After the fault detection model converges, the audio signal of the current wind driven generator blade during operation can be collected, and the Mel frequency cepstrum coefficient corresponding to the audio signal is input into the converged fault detection model, so that the fault detection model analyzes and processes the Mel frequency cepstrum coefficient of the audio signal, and outputs a detection result for fault detection of the current wind driven generator blade. Compared with the prior art that a physical method is adopted for fault detection, the method adopting the passive acoustic signal in the embodiment of the invention can greatly reduce the detection cost and is less influenced by environmental interference noise; compared with the fault detection method adopting a visual method in the prior art, the fault detection method provided by the embodiment of the invention has the advantages of lower complexity and higher efficiency. And the fault detection model has strong characteristic learning capability, and the trained fault detection model can effectively identify fault information, so that the accuracy of fault detection of the wind driven generator can be improved.
Based on the above method embodiment, the embodiment of the present invention provides a fault detection apparatus. Fig. 6 is a schematic structural diagram of a fault detection apparatus according to an embodiment of the present invention. The fault detection arrangement shown in fig. 6 may operate as follows:
the acquisition unit 601 is used for responding to a trigger event for fault detection of the wind power generation blade and adopting an audio signal generated when the wind power generation blade rotates;
an extracting unit 602, configured to extract mel-frequency cepstrum coefficients of the audio signal;
and the processing unit 603 is configured to invoke a fault detection model to analyze and process the mel-frequency cepstrum coefficient, so as to obtain a detection result of performing fault detection on the wind turbine blade.
In one embodiment, the extracting unit 602 performs the following steps when extracting mel-frequency spectrum cepstrum coefficients of the audio signal:
pre-emphasis processing is carried out on the audio signal, and frame division processing is carried out on the audio signal after the pre-emphasis processing, so that multi-frame audio sub-signals are obtained; overlapping signals with preset duration exist between two adjacent frame audio frequency sub-signals;
carrying out short-time Fourier transform operation on each frame of audio sub-signals in the multi-frame audio sub-signals to obtain a frequency spectrum corresponding to each frame of audio sub-signals;
and filtering the frequency spectrum corresponding to each frame of audio sub-signal, and obtaining a Mel frequency cepstrum coefficient of the audio signal according to each frame of audio sub-signal after filtering.
In an embodiment, when the extracting unit 602 performs a short-time fourier transform operation on each frame of audio sub-signals in the multiple frames of audio sub-signals to obtain a frequency spectrum corresponding to each frame of audio sub-signals, the following steps are performed:
adding a Hamming window to each frame of audio sub-signal;
and inputting each frame of audio sub-signal added with the Hamming window into a short-time Fourier transform rule for operation to obtain a frequency spectrum corresponding to each frame of audio sub-signal.

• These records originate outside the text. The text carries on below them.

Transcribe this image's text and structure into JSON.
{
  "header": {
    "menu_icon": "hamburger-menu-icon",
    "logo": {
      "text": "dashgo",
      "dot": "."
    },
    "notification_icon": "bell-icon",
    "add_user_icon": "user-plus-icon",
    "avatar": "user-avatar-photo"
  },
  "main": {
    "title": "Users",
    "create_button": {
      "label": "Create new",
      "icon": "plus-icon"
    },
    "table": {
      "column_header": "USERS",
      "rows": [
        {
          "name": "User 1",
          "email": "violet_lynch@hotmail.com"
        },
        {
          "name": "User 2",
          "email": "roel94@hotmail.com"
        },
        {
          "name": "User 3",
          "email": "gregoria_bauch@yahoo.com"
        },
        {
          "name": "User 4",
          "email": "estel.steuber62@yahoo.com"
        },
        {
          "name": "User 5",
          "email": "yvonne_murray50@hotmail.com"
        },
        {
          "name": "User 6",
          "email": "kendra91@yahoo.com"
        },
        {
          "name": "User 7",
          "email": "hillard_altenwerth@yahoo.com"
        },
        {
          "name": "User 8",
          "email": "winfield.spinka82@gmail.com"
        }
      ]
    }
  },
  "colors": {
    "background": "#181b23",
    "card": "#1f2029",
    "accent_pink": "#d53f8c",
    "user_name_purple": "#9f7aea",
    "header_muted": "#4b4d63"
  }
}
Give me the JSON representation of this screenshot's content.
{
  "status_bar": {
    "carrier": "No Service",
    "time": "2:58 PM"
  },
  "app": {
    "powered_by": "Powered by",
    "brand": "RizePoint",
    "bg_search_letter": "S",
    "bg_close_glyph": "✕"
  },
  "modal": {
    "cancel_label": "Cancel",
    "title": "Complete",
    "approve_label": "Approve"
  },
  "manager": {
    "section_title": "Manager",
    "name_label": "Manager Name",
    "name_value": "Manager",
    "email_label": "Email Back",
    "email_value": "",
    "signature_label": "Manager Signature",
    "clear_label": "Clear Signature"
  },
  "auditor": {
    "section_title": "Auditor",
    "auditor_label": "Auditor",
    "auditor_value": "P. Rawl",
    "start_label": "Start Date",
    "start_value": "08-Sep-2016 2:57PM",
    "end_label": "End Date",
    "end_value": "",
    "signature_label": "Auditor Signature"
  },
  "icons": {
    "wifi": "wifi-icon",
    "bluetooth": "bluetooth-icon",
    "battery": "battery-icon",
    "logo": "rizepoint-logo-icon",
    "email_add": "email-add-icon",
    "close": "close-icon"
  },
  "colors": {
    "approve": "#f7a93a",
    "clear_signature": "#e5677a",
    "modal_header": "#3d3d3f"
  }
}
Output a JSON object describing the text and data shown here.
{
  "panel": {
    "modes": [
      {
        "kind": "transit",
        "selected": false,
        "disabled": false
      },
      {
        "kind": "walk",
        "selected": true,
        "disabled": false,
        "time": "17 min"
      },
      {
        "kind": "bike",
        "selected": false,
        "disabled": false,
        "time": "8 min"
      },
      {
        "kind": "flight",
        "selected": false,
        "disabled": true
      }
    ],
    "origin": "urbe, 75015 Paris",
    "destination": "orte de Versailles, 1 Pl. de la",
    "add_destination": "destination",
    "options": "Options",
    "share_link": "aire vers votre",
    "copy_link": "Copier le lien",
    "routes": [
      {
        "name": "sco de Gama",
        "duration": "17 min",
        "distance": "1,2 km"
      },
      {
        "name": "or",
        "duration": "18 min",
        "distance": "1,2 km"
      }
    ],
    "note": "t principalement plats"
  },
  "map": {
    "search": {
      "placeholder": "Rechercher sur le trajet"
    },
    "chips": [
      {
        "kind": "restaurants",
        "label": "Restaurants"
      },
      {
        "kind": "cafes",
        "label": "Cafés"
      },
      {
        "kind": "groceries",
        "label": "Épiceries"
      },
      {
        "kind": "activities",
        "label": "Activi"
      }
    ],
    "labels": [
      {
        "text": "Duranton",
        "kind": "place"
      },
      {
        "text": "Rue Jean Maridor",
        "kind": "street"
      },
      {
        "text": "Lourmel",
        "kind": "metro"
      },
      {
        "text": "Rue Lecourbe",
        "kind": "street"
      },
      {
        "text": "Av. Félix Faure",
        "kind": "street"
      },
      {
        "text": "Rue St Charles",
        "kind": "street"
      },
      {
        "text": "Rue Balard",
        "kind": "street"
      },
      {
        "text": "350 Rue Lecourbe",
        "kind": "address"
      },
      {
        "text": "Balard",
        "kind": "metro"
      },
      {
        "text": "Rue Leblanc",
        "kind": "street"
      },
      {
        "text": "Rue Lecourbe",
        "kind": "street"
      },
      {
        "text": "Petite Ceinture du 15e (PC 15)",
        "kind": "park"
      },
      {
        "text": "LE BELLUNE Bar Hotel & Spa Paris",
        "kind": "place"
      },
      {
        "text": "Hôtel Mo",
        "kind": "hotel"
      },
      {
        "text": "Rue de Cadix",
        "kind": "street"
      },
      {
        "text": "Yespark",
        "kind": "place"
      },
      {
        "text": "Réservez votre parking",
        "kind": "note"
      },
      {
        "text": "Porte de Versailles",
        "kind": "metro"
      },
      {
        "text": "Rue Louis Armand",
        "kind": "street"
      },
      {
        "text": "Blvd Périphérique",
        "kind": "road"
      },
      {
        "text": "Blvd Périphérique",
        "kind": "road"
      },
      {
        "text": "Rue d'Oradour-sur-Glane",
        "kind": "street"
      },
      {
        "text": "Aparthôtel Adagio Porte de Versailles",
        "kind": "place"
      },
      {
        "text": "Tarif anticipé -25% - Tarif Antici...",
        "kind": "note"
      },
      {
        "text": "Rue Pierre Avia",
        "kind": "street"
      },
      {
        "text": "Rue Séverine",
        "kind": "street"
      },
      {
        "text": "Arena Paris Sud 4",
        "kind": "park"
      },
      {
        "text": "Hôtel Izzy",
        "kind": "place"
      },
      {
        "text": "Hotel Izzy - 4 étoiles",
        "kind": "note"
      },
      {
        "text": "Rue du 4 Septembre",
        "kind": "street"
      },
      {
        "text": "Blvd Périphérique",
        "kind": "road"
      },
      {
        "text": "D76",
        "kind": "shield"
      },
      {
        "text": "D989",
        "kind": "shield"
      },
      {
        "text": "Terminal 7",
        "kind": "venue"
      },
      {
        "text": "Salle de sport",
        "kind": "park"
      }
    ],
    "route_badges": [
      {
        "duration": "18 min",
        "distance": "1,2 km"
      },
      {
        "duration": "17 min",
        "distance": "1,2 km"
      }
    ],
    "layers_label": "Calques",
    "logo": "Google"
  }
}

In one embodiment, when obtaining the mel-frequency spectrum cepstrum coefficient of the audio signal according to each frame of audio sub-signal after filtering processing, the extracting unit 602 performs the following steps:
and carrying out discrete cosine transform processing on each frame of audio sub-signal after filtering processing to obtain a Mel frequency spectrum cepstrum coefficient of the audio signal.
In one embodiment, the fault detection model is trained based on a training set, the training set includes a plurality of training audio data and a supervised label corresponding to each of the plurality of training audio data, the plurality of training audio data is obtained by preprocessing collected training audio signals, and the training audio signals include audio signals collected by a microphone array and generated when the wind turbine blades rotate; the supervision label corresponding to any training audio data is used for indicating that when the wind driven generator blade rotates to generate any training audio data, the wind driven generator blade is in a fault state or a non-fault state, and the fault state is any one or more of the following fault states: blade loss and blade damage.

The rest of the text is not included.